Upper School Math Coach
Education: B.A. Mathematics, Hood College
Length of time teaching: 17 years
Holy Trinity’s tagline is: “Start Here. Go Anywhere.” How do you envision helping students to live this motto?
I have been fortunate and blessed in my own life, being born in Jamaica and then raised in Texas and Maryland by parents who always emphasized that through education I could achieve anything. My father had done so himself, as a student at the University of the West Indies, then becoming an accomplished CFO. Although I would be teaching math, I would also express to students by words and by my own example, the freeing power of learning and how all of our Holy Trinity students are at a starting point today with all destinations possible. I would encourage them to express and pursue their dreams.
What do you look forward to the most about teaching at Holy Trinity?
Too many students shy away from math. The subject requires students to build a new language and new skillsets. I love showing students that they all can do it. In teaching math, I feel like I am helping students avoid creating unnecessary limitations on themselves. In addition, I love the subject I teach and know that students who develop their skills in math will be equipped in all the fields they pursue.
What do you love about teaching at HT?
At Holy Trinity, I feel like my values are understood by everyone. I love the ability to see education as more than just a job and more than just teaching a subject. I think everyone at Holy Trinity sees the experience of being a teacher as playing a part in helping children spiritually and emotionally. With all my colleagues, we are playing a higher role in how these children develop to be strong, capable and caring adults.
What motivated you to become a teacher?
I always knew I wanted to be a math teacher. I found myself helping classmates on their math and even sometimes giving the teacher tips that worked for me. I realized quite young that it gave me joy to see the pieces of the puzzle click for other children. Then you hear, "I get it!"
How do you measure your success as an educator?
There is an immediate success when you see that light of understanding that happens when a student "gets it." I treasure those moments. I appreciate the students that work hard and do well on their tests, but I am particularly proud of the students that struggle with a subject initially and then rise to a new level. That's the best kind of success because it means you made a difference.
What are your hopes for your program/discipline at HT?
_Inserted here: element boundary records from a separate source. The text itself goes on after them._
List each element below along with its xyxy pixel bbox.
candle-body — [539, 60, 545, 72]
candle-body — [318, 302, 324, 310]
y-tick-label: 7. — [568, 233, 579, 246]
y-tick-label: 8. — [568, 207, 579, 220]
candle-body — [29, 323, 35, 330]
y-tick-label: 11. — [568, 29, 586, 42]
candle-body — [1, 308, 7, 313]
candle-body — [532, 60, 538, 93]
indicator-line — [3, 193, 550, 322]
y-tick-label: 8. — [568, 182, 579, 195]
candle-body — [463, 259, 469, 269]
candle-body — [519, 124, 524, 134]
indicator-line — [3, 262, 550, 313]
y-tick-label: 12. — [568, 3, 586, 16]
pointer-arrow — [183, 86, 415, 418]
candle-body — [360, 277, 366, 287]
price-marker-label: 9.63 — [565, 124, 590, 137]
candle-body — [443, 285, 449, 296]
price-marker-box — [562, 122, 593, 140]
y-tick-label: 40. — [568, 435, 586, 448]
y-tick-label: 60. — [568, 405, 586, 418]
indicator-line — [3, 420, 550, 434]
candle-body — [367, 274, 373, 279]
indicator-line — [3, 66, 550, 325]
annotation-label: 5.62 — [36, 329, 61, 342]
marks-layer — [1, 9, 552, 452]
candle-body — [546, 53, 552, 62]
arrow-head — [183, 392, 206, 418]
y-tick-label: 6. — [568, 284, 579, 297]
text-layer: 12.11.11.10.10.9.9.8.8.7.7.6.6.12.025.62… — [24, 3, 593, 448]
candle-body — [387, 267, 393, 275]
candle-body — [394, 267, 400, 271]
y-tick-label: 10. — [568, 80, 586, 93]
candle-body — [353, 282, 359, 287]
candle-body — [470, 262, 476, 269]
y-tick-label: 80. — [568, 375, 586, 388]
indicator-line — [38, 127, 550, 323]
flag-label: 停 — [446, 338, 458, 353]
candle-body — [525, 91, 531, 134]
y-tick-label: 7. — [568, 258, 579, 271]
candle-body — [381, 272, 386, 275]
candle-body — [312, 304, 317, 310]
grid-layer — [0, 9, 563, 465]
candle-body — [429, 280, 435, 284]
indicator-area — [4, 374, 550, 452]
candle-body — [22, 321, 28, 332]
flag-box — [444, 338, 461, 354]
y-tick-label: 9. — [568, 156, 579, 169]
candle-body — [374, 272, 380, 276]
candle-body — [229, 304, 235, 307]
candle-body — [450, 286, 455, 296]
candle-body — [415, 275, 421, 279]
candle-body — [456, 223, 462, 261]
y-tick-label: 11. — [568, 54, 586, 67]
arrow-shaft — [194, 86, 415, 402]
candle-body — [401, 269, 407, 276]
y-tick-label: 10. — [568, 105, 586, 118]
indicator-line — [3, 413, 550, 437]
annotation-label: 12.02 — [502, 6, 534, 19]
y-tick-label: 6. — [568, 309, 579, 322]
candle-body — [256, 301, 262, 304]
I think it's amazing that Holy Trinity has coaches - math coaches and academic coaches - to help support their students. I hope to help as many students possible so they can be successful in the subject. It can be stressful being a student. I hope my role here will ease some of the stress that students and teachers are facing. I hope to teach students one of the greatest powers, to advocate for yourself. It is the greatest power to realize when you need help or have questions, and even greater to then seek help.